In 2007, she used the governor’s line-item veto powers to cut $231 million in capital projects from the Legislature’s spending bills, and in May she rejected proposals totaling $250 million.
But Republicans in the Legislature have clashed with her because while she was cutting one-time expenditures for capital projects, she allowed a substantial increase in the state’s operating budget -- up 33% since the 2004 fiscal year, legislative officials said.
“What the Legislature would say is that if you’re going to claim that you’re cutting the growth of government and you haven’t reduced the operating budget, it’s an insupportable claim,” said one legislative staff member, who was not allowed to speak for attribution.
“Some of the things she knocked out were legitimate. A lot of times you put things in the capital budget you don’t necessarily like that much either, but you’ve got to have them there to get it passed,” said state Rep. Kevin Meyer, co-chairman of the House Finance Committee.
“But we did want to see more money being spent on infrastructure, museums, schools, bridges and things like that,” Meyer said. “We’re a fairly new state and our infrastructure is way behind the times. You can’t even go from Anchorage to Bethel because there’s no road.”
Women’s organizations complained that Palin rejected requests to increase funding for healthcare for low-income children and for combating domestic violence. They said she cut funding for programs for disabled veterans, victims’ assistance and the Literacy Council of Alaska.
But the governor approved an increase in the per-pupil expenditure rate for schools and money to help people weatherize their homes.
Palin’s vetoes marked the largest capital budget cuts in the last 10 to 15 years, said Gerald McBeath, a political science professor at the University of Alaska at Fairbanks.
“She has the potential for exercising budget discipline with legislators who see money on the table and want to spend to the last dime,” he said.
The budget surplus also comes from a new windfall profits tax on oil companies that has tripled the state’s take on production taxes.

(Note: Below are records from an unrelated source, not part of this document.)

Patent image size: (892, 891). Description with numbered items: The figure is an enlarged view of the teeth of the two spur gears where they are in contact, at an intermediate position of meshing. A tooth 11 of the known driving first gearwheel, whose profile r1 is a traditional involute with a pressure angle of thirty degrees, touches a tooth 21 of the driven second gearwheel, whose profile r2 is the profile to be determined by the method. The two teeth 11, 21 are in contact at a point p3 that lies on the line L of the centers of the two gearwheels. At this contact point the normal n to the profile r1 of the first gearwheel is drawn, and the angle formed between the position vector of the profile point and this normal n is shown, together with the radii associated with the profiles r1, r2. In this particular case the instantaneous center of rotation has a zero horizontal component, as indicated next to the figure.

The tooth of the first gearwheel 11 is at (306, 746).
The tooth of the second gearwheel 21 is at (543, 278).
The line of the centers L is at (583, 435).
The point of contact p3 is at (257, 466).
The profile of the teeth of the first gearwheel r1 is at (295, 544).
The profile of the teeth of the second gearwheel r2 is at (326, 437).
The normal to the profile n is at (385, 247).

Separate from that, Alaska is sitting on a $35.8-billion savings account known as the Permanent Fund, an accumulation of a 25% share of the state’s oil royalties since 1976. It is out of that fund that Alaskans receive a guaranteed annual dividend; the amount this year is expected to reach a record $2,000 or $2,100 for every man, woman and child who has lived in Alaska for the previous year.
The combined checks of about $3,300 will be distributed by the end of the month. State officials for years have debated whether to use the dividends for infrastructure projects -- since Alaska has no state sales tax or income tax to pay for such investments.

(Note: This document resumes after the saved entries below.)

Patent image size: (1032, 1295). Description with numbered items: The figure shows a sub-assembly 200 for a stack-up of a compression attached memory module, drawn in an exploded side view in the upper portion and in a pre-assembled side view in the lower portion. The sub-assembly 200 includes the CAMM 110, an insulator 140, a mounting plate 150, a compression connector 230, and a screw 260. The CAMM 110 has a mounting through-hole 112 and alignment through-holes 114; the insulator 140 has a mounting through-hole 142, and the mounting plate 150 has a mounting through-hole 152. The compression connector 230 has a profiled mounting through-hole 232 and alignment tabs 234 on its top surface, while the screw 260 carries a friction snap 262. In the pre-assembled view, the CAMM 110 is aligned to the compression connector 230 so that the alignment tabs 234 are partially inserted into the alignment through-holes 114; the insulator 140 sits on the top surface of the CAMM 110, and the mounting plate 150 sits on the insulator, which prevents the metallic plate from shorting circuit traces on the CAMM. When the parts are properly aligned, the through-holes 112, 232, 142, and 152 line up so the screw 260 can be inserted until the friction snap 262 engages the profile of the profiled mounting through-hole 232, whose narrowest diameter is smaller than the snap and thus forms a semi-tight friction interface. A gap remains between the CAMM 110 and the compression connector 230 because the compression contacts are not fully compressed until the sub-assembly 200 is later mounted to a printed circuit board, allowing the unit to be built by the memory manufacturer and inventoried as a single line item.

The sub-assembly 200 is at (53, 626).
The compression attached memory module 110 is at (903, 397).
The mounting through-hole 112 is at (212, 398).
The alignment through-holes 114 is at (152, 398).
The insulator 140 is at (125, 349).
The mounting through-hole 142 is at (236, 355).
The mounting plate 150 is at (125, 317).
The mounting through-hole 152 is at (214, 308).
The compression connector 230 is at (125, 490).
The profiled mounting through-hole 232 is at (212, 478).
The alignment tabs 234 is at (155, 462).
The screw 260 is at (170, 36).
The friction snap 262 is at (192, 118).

“People have talked about, why don’t we tap into the Permanent Fund?” Meyer said. “They usually don’t get reelected.”
The fuel rebate was designed to compensate Alaskans for a very real increase in their energy costs. Because the state has only two small refineries and pays so much to ship supplies from the Lower 48, Alaskans have faced the highest gasoline prices in the nation, and costs for fuel oil and groceries in remote bush towns have been staggering.

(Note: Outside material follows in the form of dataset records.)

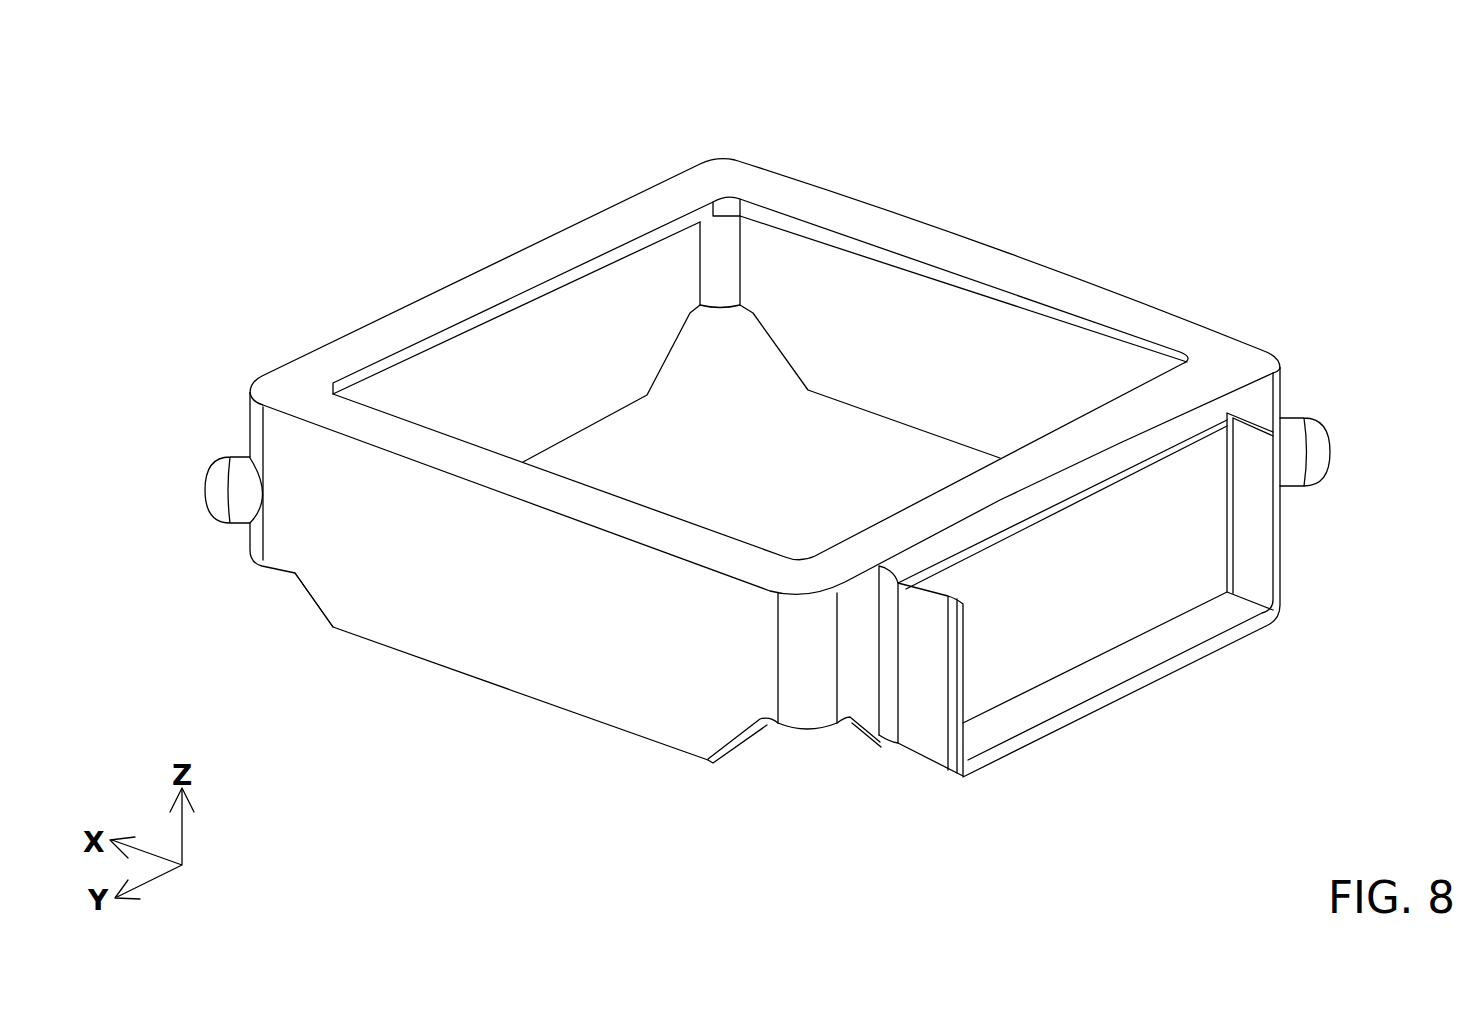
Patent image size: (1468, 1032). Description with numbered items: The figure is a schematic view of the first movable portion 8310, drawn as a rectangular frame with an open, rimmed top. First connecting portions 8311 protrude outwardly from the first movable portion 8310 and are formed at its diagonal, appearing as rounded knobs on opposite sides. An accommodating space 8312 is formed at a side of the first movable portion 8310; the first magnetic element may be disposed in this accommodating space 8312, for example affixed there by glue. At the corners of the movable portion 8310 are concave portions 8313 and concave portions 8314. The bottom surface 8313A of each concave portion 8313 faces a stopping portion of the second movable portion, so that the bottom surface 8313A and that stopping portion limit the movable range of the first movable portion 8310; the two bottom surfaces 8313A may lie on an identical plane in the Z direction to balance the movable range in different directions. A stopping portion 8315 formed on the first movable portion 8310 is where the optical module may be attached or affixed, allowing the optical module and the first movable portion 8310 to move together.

The first movable portion 8310 is at (225, 66).
The first connecting portion 8311 is at (225, 492).
The accommodating space 8312 is at (1090, 598).
The concave portion 8313 is at (776, 366).
The bottom surface 8313A is at (727, 322).
The concave portion 8314 is at (284, 612).
The stopping portion 8315 is at (1012, 272).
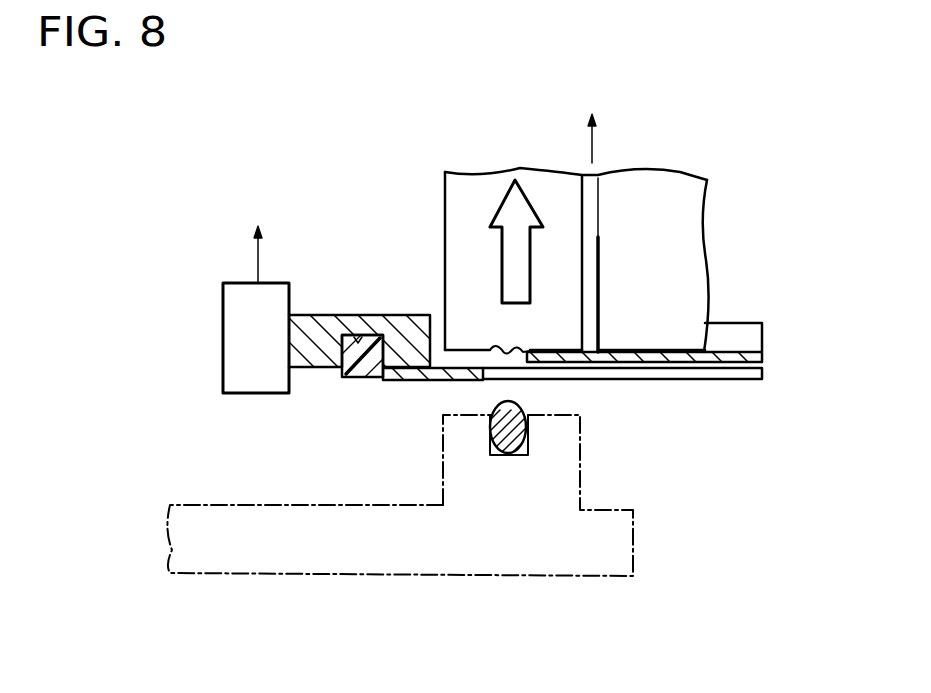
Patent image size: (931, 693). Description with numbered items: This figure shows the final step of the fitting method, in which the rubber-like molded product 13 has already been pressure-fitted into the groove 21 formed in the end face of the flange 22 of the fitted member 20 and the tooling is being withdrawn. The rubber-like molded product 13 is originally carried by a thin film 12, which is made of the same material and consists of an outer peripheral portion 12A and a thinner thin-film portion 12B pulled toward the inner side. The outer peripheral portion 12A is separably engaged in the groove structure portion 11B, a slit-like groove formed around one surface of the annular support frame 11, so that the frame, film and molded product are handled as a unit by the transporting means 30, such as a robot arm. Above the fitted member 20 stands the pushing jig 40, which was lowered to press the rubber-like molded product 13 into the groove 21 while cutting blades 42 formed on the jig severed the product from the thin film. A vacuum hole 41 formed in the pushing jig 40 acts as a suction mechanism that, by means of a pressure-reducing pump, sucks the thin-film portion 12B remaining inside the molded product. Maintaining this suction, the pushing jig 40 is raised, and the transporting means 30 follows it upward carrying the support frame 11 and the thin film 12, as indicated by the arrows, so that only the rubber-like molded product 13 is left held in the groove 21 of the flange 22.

The support frame 11 is at (333, 315).
The groove structure portion 11B is at (360, 340).
The thin film 12 is at (430, 437).
The outer peripheral portion 12A is at (355, 378).
The thin-film portion 12B is at (413, 380).
The rubber-like molded product 13 is at (522, 410).
The fitted member 20 is at (305, 575).
The groove 21 is at (516, 458).
The flange 22 is at (580, 467).
The transporting means 30 is at (223, 327).
The pushing jig 40 is at (697, 202).
The vacuum hole 41 is at (601, 196).
The cutting blades 42 is at (512, 348).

Gasoline was $4.60 a gallon for regular unleaded in Anchorage on Sept. 1. It was $5.36 in Nome. Milk in Nome last month was $7.50 a gallon. Electricity costs in some places were up to 10 times the national average.
“Every fuel drop last year was a newer, scarier number. Basically, a lot of people are doing wood stoves,” said Mary Leith-Dowling, Delta Junction’s mayor.
Congiolosi, who moved to his remote cabin outside of Delta Junction many years ago from New York, said he would use his dividend check to make his family energy independent -- he’s not counting on the government to bail him out in the long run.
“We’re not going to be dependent on any boom,” he said one recent afternoon outside his cabin, which has a large wooden cross nailed on one door, a “guns and ammo” sign on the other.
“But some of us will be more willing to work than others, and that’s what it’s going to take.”